Ensure that all people who are responsible for your children (e.g. babysitters and grandparents) know the trampoline rules and adhere to them. A couple of weeks ago, I spoke with a grandmother who had allowed her grandchildren to jump off the roof of the shed onto the trampoline and was now reassessing the wisdom of her actions (she was pretty concerned about how her daughter and son-in-law were going to react).
Another thing you’ll want to check out is whether or not your homeowner’s insurance covers trampoline injuries (immediate family or otherwise). An increasing number of insurance companies are not covering this in their policies because of the high risk. Being sued by parents of a child who got hurt on your trampoline could put a serious dent in your wallet!
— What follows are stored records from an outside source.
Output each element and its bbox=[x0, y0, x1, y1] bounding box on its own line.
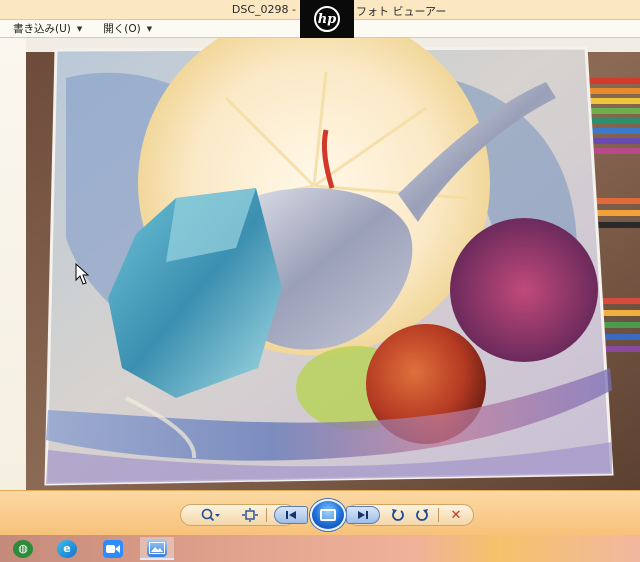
delete-x-icon[interactable]: ✕ bbox=[446, 506, 466, 524]
window-title-filename: DSC_0298 - bbox=[231, 3, 296, 16]
still-life-drawing-image bbox=[26, 38, 640, 490]
toolbar-divider bbox=[438, 508, 439, 522]
menu-open[interactable]: 開く(O) ▼ bbox=[90, 20, 160, 38]
menu-burn-label: 書き込み(U) bbox=[13, 23, 71, 35]
image-viewport[interactable] bbox=[0, 38, 640, 490]
hp-logo-overlay: hp bbox=[300, 0, 354, 38]
taskbar-app-edge[interactable]: e bbox=[50, 537, 84, 560]
skip-next-icon[interactable] bbox=[346, 506, 380, 524]
edge-icon: e bbox=[57, 539, 77, 558]
menu-burn[interactable]: 書き込み(U) ▼ bbox=[0, 20, 90, 38]
photo-viewer-icon bbox=[147, 538, 167, 557]
windows-taskbar: ◍ e bbox=[0, 535, 640, 562]
slideshow-screen-glyph bbox=[320, 509, 336, 521]
menu-open-label: 開く(O) bbox=[103, 23, 141, 35]
actual-size-icon[interactable] bbox=[240, 506, 260, 524]
chevron-down-icon: ▼ bbox=[146, 24, 153, 33]
viewer-margin bbox=[0, 38, 26, 490]
slideshow-icon[interactable] bbox=[310, 499, 346, 531]
rotate-clockwise-icon[interactable] bbox=[412, 506, 432, 524]
globe-app-icon: ◍ bbox=[13, 539, 33, 558]
taskbar-app-photo-viewer[interactable] bbox=[140, 537, 174, 560]
skip-previous-icon[interactable] bbox=[274, 506, 308, 524]
window-title-app: フォト ビューアー bbox=[356, 5, 447, 18]
taskbar-app-zoom[interactable] bbox=[96, 537, 130, 560]
taskbar-app-globe[interactable]: ◍ bbox=[6, 537, 40, 560]
rotate-counterclockwise-icon[interactable] bbox=[388, 506, 408, 524]
zoom-icon bbox=[103, 539, 123, 558]
chevron-down-icon: ▼ bbox=[76, 24, 83, 33]
displayed-photo bbox=[26, 38, 640, 490]
magnifier-icon[interactable] bbox=[198, 506, 224, 524]
toolbar-divider bbox=[266, 508, 267, 522]
viewer-toolbar: ✕ bbox=[0, 490, 640, 535]
hp-logo-icon: hp bbox=[314, 6, 340, 32]
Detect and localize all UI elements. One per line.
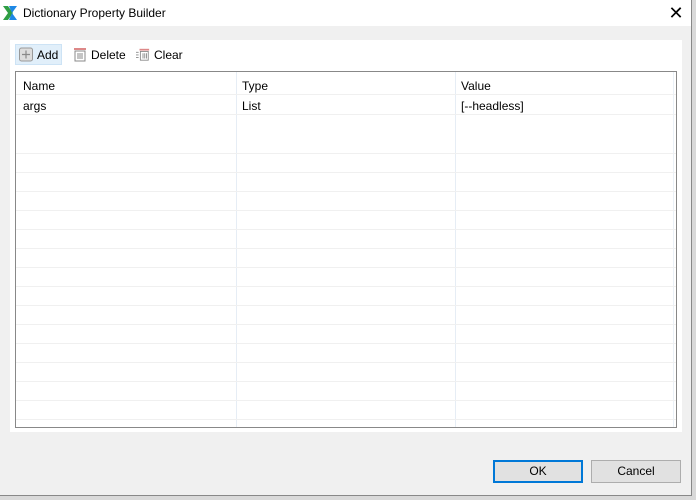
clear-button[interactable]: Clear xyxy=(133,44,186,65)
add-button[interactable]: Add xyxy=(15,44,63,65)
clear-all-icon xyxy=(136,48,150,61)
empty-row xyxy=(16,154,676,173)
empty-row xyxy=(16,249,676,268)
empty-row xyxy=(16,401,676,420)
dialog-window: Dictionary Property Builder ✕ Add Delete… xyxy=(0,0,692,496)
cell-value[interactable]: [--headless] xyxy=(461,99,524,113)
close-button[interactable]: ✕ xyxy=(664,3,688,23)
empty-row xyxy=(16,135,676,154)
empty-row xyxy=(16,211,676,230)
ok-button[interactable]: OK xyxy=(493,460,583,483)
empty-row xyxy=(16,230,676,249)
empty-row xyxy=(16,306,676,325)
column-header-type[interactable]: Type xyxy=(242,79,268,93)
table-row[interactable]: args List [--headless] xyxy=(16,96,676,115)
delete-label: Delete xyxy=(91,47,126,62)
empty-row xyxy=(16,420,676,427)
empty-row xyxy=(16,192,676,211)
empty-row xyxy=(16,344,676,363)
empty-row xyxy=(16,173,676,192)
column-header-value[interactable]: Value xyxy=(461,79,491,93)
cell-name[interactable]: args xyxy=(23,99,46,113)
empty-row xyxy=(16,268,676,287)
table-header: Name Type Value xyxy=(16,76,676,95)
column-header-name[interactable]: Name xyxy=(23,79,55,93)
plus-icon xyxy=(19,47,33,62)
empty-row xyxy=(16,325,676,344)
empty-row xyxy=(16,382,676,401)
cancel-button[interactable]: Cancel xyxy=(591,460,681,483)
delete-button[interactable]: Delete xyxy=(70,44,129,65)
app-logo-icon xyxy=(3,6,17,20)
add-label: Add xyxy=(37,47,59,62)
empty-row xyxy=(16,363,676,382)
properties-table: Name Type Value args List [--headless] xyxy=(15,71,677,428)
title-bar: Dictionary Property Builder ✕ xyxy=(0,0,691,26)
window-title: Dictionary Property Builder xyxy=(23,6,166,20)
clear-label: Clear xyxy=(154,47,183,62)
trash-icon xyxy=(74,48,86,62)
empty-row xyxy=(16,287,676,306)
cell-type[interactable]: List xyxy=(242,99,261,113)
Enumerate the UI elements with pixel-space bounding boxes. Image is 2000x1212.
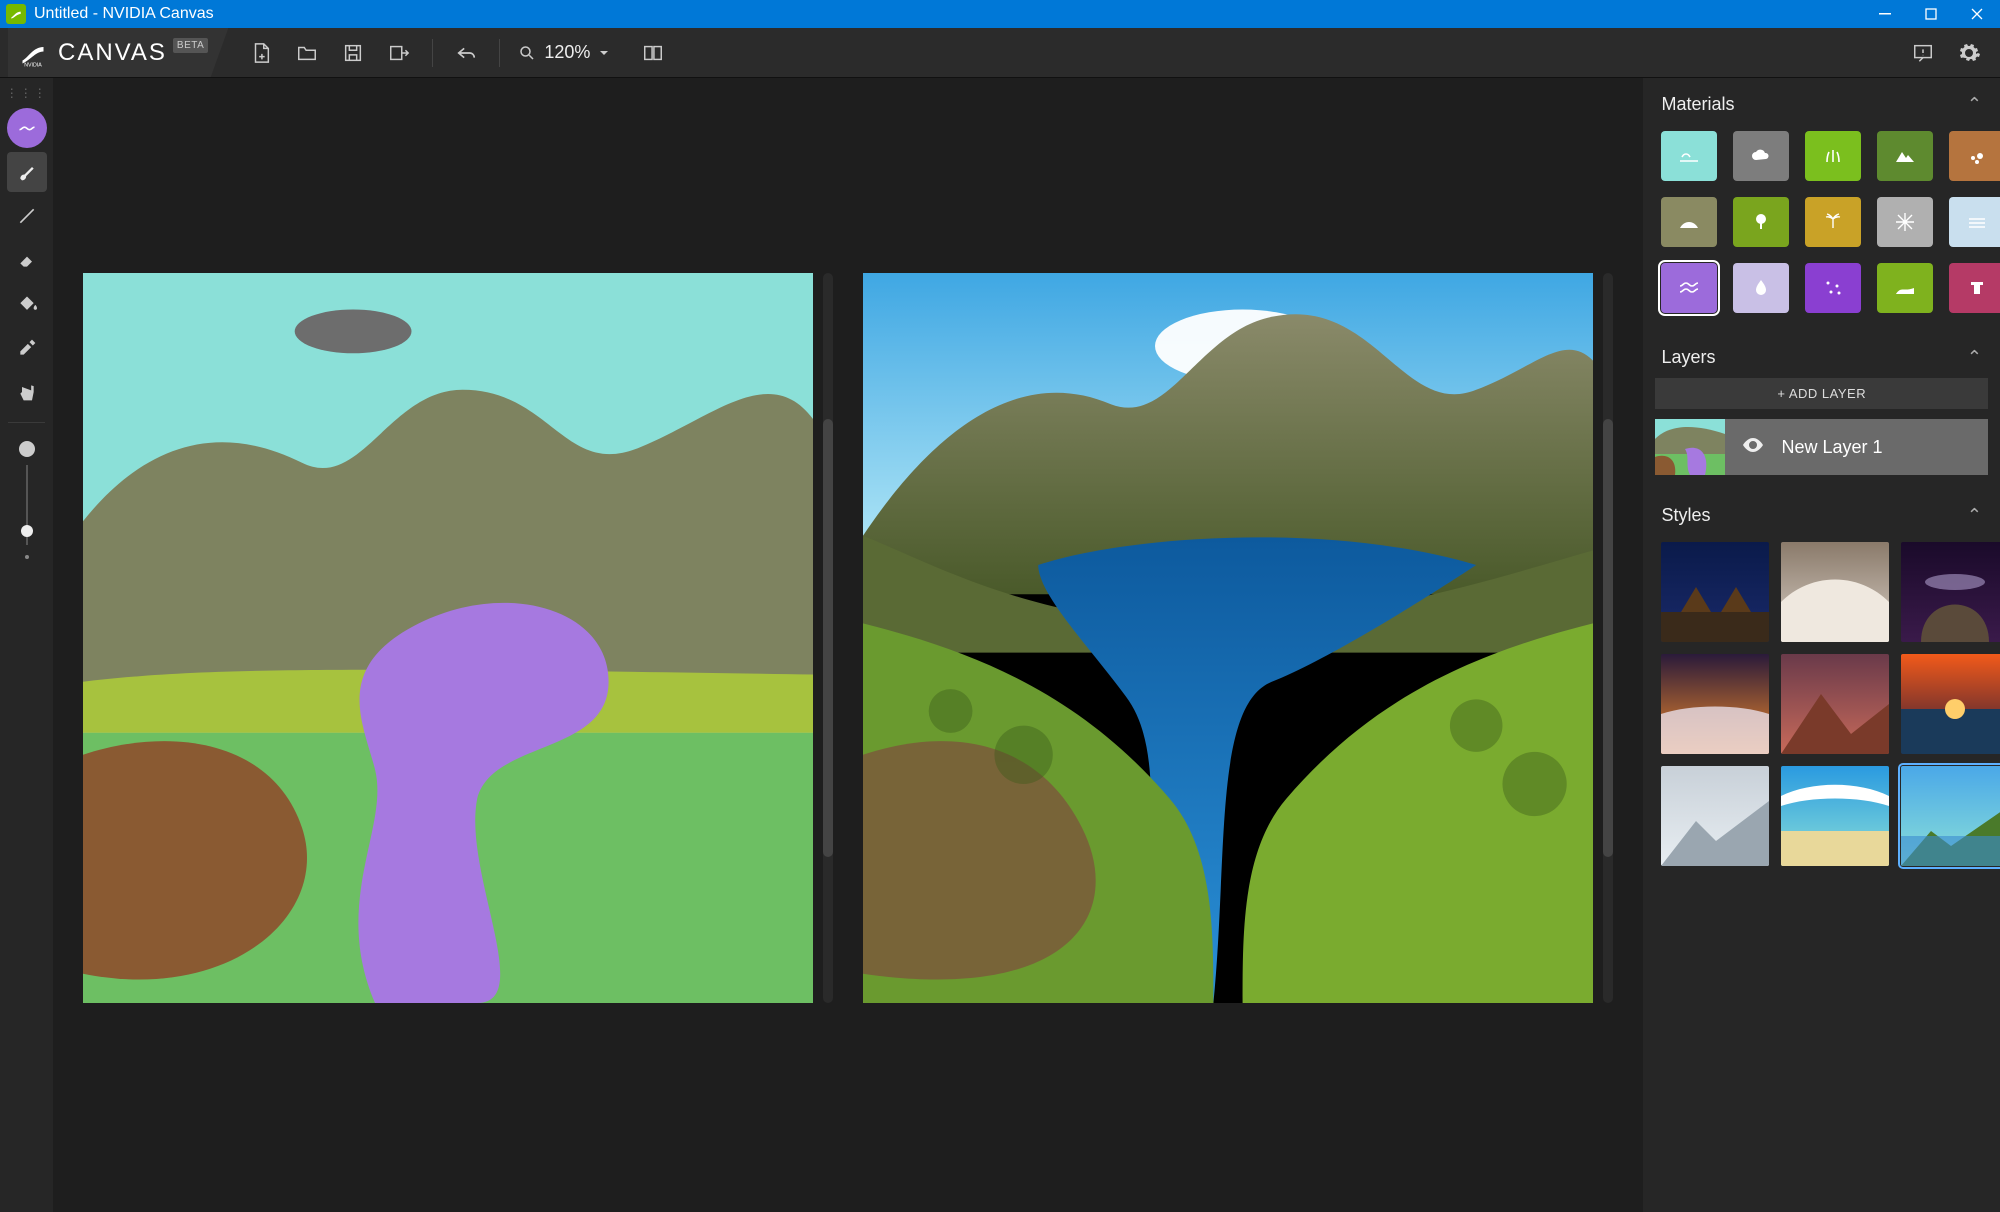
material-sea[interactable] xyxy=(1661,263,1717,313)
new-file-button[interactable] xyxy=(240,32,282,74)
open-file-button[interactable] xyxy=(286,32,328,74)
titlebar: Untitled - NVIDIA Canvas xyxy=(0,0,2000,28)
gear-icon xyxy=(1957,41,1981,65)
split-view-button[interactable] xyxy=(632,32,674,74)
layer-thumbnail xyxy=(1655,419,1725,475)
fill-tool[interactable] xyxy=(7,284,47,324)
layers-header[interactable]: Layers ⌃ xyxy=(1643,331,2000,378)
material-hill[interactable] xyxy=(1661,197,1717,247)
chevron-up-icon: ⌃ xyxy=(1967,505,1982,526)
chevron-up-icon: ⌃ xyxy=(1967,347,1982,368)
layers-title: Layers xyxy=(1661,347,1715,368)
style-sunset-clouds[interactable] xyxy=(1661,654,1769,754)
style-alpine-lake[interactable] xyxy=(1901,766,2000,866)
material-bush[interactable] xyxy=(1805,197,1861,247)
toolbar-divider xyxy=(432,39,433,67)
minimize-button[interactable] xyxy=(1862,0,1908,28)
pan-tool[interactable] xyxy=(7,372,47,412)
style-red-mountain[interactable] xyxy=(1781,654,1889,754)
material-cloud[interactable] xyxy=(1733,131,1789,181)
line-tool[interactable] xyxy=(7,196,47,236)
material-mountain[interactable] xyxy=(1877,131,1933,181)
export-button[interactable] xyxy=(378,32,420,74)
style-cloudy-peak[interactable] xyxy=(1781,542,1889,642)
app-icon xyxy=(6,4,26,24)
eyedropper-tool[interactable] xyxy=(7,328,47,368)
grip-icon: ⋮⋮⋮ xyxy=(6,86,48,100)
canvas-area xyxy=(53,78,1643,1212)
style-night-desert[interactable] xyxy=(1661,542,1769,642)
layers-panel: + ADD LAYER New Layer 1 xyxy=(1643,378,2000,489)
brand-name: CANVAS xyxy=(58,39,167,67)
zoom-value: 120% xyxy=(544,42,590,63)
render-scrollbar[interactable] xyxy=(1603,273,1613,1003)
tool-strip: ⋮⋮⋮ xyxy=(0,78,53,1212)
style-arch-milkyway[interactable] xyxy=(1901,542,2000,642)
eraser-tool[interactable] xyxy=(7,240,47,280)
material-tree[interactable] xyxy=(1733,197,1789,247)
settings-button[interactable] xyxy=(1948,32,1990,74)
material-sand[interactable] xyxy=(1877,263,1933,313)
materials-title: Materials xyxy=(1661,94,1734,115)
brush-size-max-icon xyxy=(19,441,35,457)
window-title: Untitled - NVIDIA Canvas xyxy=(34,5,214,23)
brush-size-min-icon xyxy=(25,555,29,559)
material-tool[interactable] xyxy=(7,108,47,148)
render-preview[interactable] xyxy=(863,273,1593,1003)
material-grass[interactable] xyxy=(1805,131,1861,181)
right-panel: Materials ⌃ Layers ⌃ + ADD LAYER New Lay… xyxy=(1643,78,2000,1212)
style-tropical-beach[interactable] xyxy=(1781,766,1889,866)
toolbar: NVIDIA CANVAS BETA 120% xyxy=(0,28,2000,78)
brand: NVIDIA CANVAS BETA xyxy=(8,28,228,77)
close-button[interactable] xyxy=(1954,0,2000,28)
material-fog[interactable] xyxy=(1949,197,2000,247)
undo-button[interactable] xyxy=(445,32,487,74)
svg-text:NVIDIA: NVIDIA xyxy=(24,62,42,68)
material-stars[interactable] xyxy=(1805,263,1861,313)
material-snow[interactable] xyxy=(1877,197,1933,247)
search-icon xyxy=(518,44,536,62)
material-dirt[interactable] xyxy=(1949,131,2000,181)
materials-header[interactable]: Materials ⌃ xyxy=(1643,78,2000,125)
main: ⋮⋮⋮ xyxy=(0,78,2000,1212)
feedback-button[interactable] xyxy=(1902,32,1944,74)
zoom-control[interactable]: 120% xyxy=(510,38,618,67)
material-river[interactable] xyxy=(1733,263,1789,313)
material-rock[interactable] xyxy=(1949,263,2000,313)
beta-badge: BETA xyxy=(173,38,208,53)
segmentation-scrollbar[interactable] xyxy=(823,273,833,1003)
layer-name: New Layer 1 xyxy=(1781,437,1882,458)
styles-grid xyxy=(1643,536,2000,886)
visibility-toggle[interactable] xyxy=(1741,433,1765,462)
styles-title: Styles xyxy=(1661,505,1710,526)
materials-grid xyxy=(1643,125,2000,331)
chevron-up-icon: ⌃ xyxy=(1967,94,1982,115)
brush-size-slider[interactable] xyxy=(0,433,53,569)
toolbar-divider xyxy=(499,39,500,67)
chevron-down-icon xyxy=(598,47,610,59)
layer-row[interactable]: New Layer 1 xyxy=(1655,419,1988,475)
segmentation-canvas[interactable] xyxy=(83,273,813,1003)
brush-tool[interactable] xyxy=(7,152,47,192)
style-ocean-sunset[interactable] xyxy=(1901,654,2000,754)
save-button[interactable] xyxy=(332,32,374,74)
nvidia-logo-icon: NVIDIA xyxy=(18,38,48,68)
styles-header[interactable]: Styles ⌃ xyxy=(1643,489,2000,536)
material-sky[interactable] xyxy=(1661,131,1717,181)
maximize-button[interactable] xyxy=(1908,0,1954,28)
style-snow-valley[interactable] xyxy=(1661,766,1769,866)
add-layer-button[interactable]: + ADD LAYER xyxy=(1655,378,1988,409)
I don’t know about you but, where I live, it seems like almost everyone has a trampoline (perhaps an exaggeration, but there are quite a few). The reality though, is that there are millions of households who have them, so you’ll probably want to check this out when your child is going to a friend’s house or a birthday party. There is a wide range of quality when it comes to trampolines (I have seen some that are pretty rickety and that don’t have a net or other safety features), and most people don’t follow these trampoline safety rules, so I generally ask the parent that my child not be allowed to go on the trampoline (trust me, this does not make me my daughter’s favorite person, but I’d rather be safe than sorry).
A friend of mine asked me the other day how I liked the trampoline and whether or not she should consider buying one for her boys. I gave her a brief summary of my findings and strongly encouraged her to think long and hard about it first. It’s every parent’s decision but, at the end of the day, I have to side with the emergency room doctors who cautioned, “just say no to trampolines”!